La Dra. Arshpreet Saraan, médica de familia y docente clínica en la Universidad de California, Riverside, destaca que beber agua a sorbos mientras se come favorece el tránsito del bolo alimenticio y no altera las enzimas digestivas. A su vez, la nutricionista Mackenzie Blair, de la Universidad de Colorado, sugiere mantener siempre un vaso de agua en la mesa para facilitar la digestión y mejorar la hidratación.

Beneficios de beber agua durante las comidas
Diversos estudios y organismos internacionales han evaluado el impacto del consumo de agua al comer, concluyendo que no existen pruebas científicas sólidas que respalden la idea de que el agua diluye los jugos gástricos o dificulta la digestión. Beber agua junto con los alimentos ayuda a identificar de manera más temprana el punto de satisfacción gástrica y puede evitar el consumo excesivo, lo que resulta especialmente relevante para quienes buscan mantener o reducir su peso corporal.
Ambas especialistas consultadas coinciden en que el temor a que el agua altere la función de las enzimas digestivas carece de fundamento. Por el contrario, beber agua durante las comidas puede favorecer una digestión más confortable y formar parte de estrategias para regular la ingesta calórica, según la revista estadounidense Real Simple y el portal de información médica Healthline.

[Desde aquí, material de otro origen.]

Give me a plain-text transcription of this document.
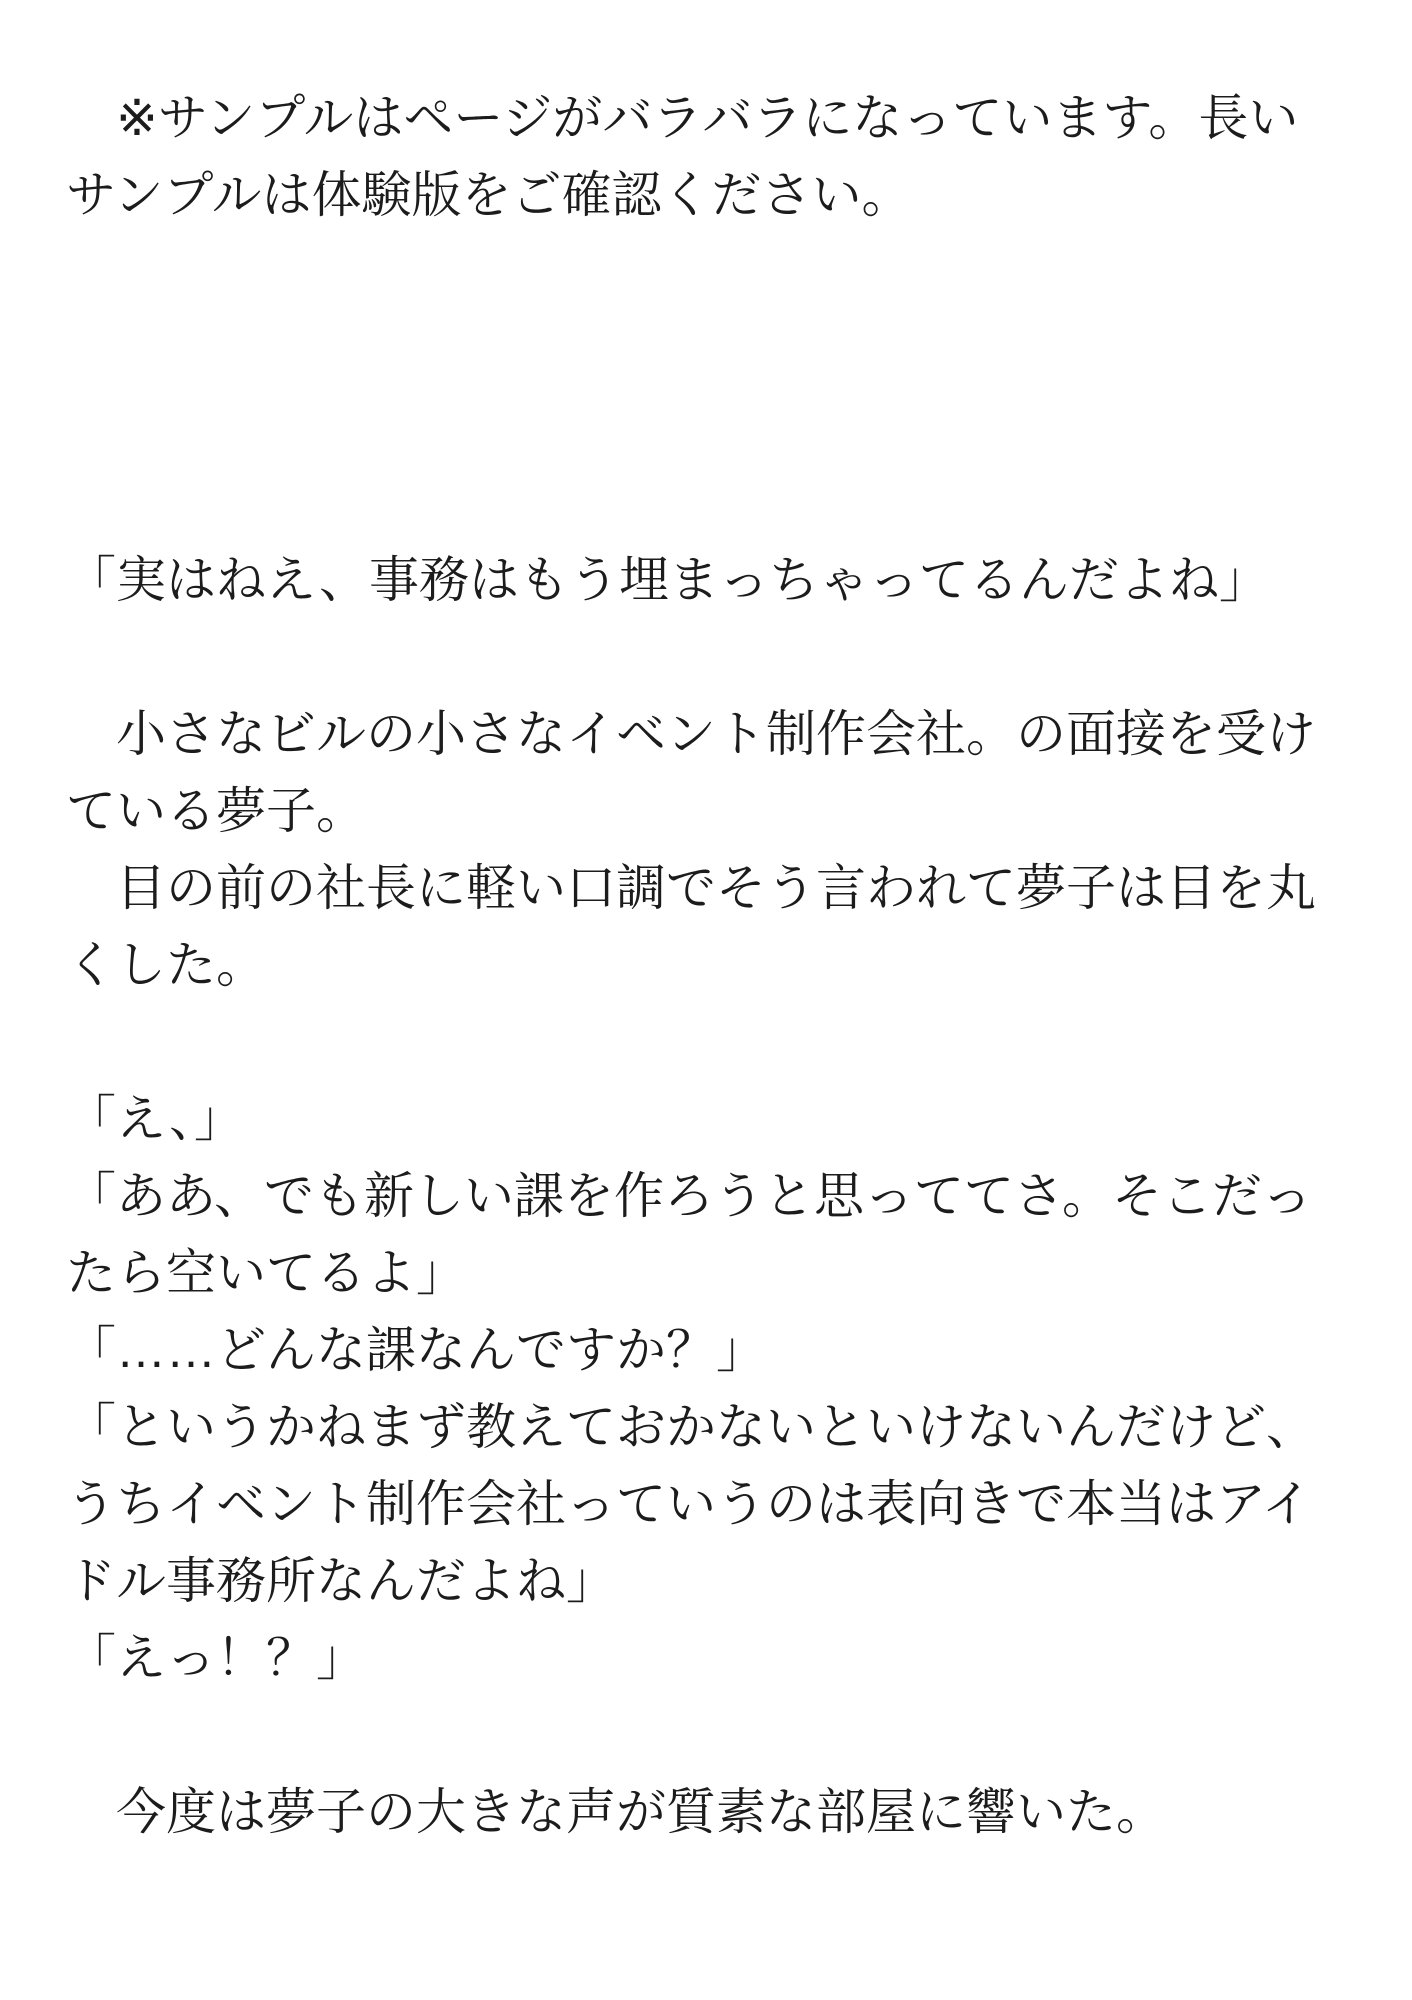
※サンプルはページがバラバラになっています。長い
サンプルは体験版をご確認ください。
「実はねえ、事務はもう埋まっちゃってるんだよね」
小さなビルの小さなイベント制作会社。の面接を受け
ている夢子。
目の前の社長に軽い口調でそう言われて夢子は目を丸
くした。
「え、」
「ああ、でも新しい課を作ろうと思っててさ。そこだっ
たら空いてるよ」
「……どんな課なんですか？」
「というかねまず教えておかないといけないんだけど、
うちイベント制作会社っていうのは表向きで本当はアイ
ドル事務所なんだよね」
「えっ！？」
今度は夢子の大きな声が質素な部屋に響いた。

La Mayo Clinic, centro médico académico de referencia internacional, respalda que el consumo moderado de agua durante las comidas no afecta negativamente la digestión ni la eficacia de las enzimas digestivas. Según sus especialistas, la hidratación adecuada favorece todas las funciones fisiológicas, incluida la digestión, y no existen pruebas científicas concluyentes que demuestren que el agua interfiere en la absorción de nutrientes o retrasa el proceso digestivo.
Un estudio científico publicado en la revista médica The American Journal of Clinical Nutrition evaluó el impacto del consumo de agua durante las comidas sobre la saciedad y la velocidad de vaciamiento gástrico en adultos sanos. Los resultados indicaron que beber agua junto a los alimentos no solo no perjudica la digestión, sino que puede incrementar la percepción de saciedad y facilitar el procesamiento de los nutrientes.
El estudio, realizado en colaboración con el Instituto Nacional de Diabetes y Enfermedades Digestivas y Renales de Estados Unidos, concluyó que esta práctica es segura para la mayoría de la población adulta, aunque recomienda una evaluación personalizada en casos de patologías digestivas preexistentes.
Por otra parte, la Organización Mundial de la Salud (OMS) señala en sus guías de hidratación que una ingesta adecuada de líquidos, incluyendo el agua durante las comidas, es fundamental para el funcionamiento óptimo de los sistemas digestivo y metabólico. La institución destaca que hábitos de hidratación regulares pueden contribuir a la prevención de problemas como el estreñimiento y la deshidratación, especialmente en climas cálidos o en personas con requerimientos aumentados de líquidos.